А в саду слышались шаги, шорох платья, тихий говор: шли и говорили двое. Вот шаги затихли, заскрипела доска скамейки, говор смолк на минуту… Опять послышались звуки слов, но слова были неуловимы для слуха. Только иногда то или другое слово различалось. Мечта влагала в эти звуки свой смысл, сладкий и томный. Логину не хотелось уходить.
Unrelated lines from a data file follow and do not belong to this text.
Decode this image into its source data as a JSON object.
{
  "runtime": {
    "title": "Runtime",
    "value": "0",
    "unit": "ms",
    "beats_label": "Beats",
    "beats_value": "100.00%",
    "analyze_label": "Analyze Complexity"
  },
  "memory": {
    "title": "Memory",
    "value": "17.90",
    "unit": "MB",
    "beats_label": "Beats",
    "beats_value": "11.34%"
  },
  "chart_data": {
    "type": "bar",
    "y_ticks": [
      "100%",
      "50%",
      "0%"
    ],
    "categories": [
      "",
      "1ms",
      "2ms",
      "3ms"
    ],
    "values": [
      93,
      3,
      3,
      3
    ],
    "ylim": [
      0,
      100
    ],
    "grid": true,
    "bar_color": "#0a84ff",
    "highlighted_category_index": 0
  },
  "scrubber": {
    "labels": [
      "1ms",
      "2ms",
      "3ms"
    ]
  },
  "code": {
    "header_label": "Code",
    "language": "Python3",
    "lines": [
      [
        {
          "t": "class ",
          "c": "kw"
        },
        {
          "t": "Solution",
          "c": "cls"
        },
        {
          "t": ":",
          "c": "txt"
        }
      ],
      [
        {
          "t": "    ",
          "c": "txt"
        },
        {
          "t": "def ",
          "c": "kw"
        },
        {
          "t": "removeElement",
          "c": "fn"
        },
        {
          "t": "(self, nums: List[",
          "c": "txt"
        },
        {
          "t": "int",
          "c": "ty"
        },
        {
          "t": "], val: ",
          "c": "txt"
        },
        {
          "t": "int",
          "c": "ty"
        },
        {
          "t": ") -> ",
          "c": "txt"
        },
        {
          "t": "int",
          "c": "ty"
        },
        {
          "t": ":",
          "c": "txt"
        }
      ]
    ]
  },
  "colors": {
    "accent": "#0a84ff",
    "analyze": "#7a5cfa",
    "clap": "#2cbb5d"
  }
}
Страстный женский голос, мечталось Логину, говорил:
— Влечет меня к тебе любовь, и сердце полно радостью, сладкою, как печаль. Злоба жизни страшит меня, но мне любовь наша радостна и мучительна. Смелые желания зажигаются во мне, — отчего же так бессильна воля?
— Дорогая, — отвечал другой голос, — от ужасов жизни одно спасение — наша любовь. Слышишь — смеются звезды. Видишь — бьются голубые волны о серебряные звезды. Волны — моя душа, звезды — твои очи.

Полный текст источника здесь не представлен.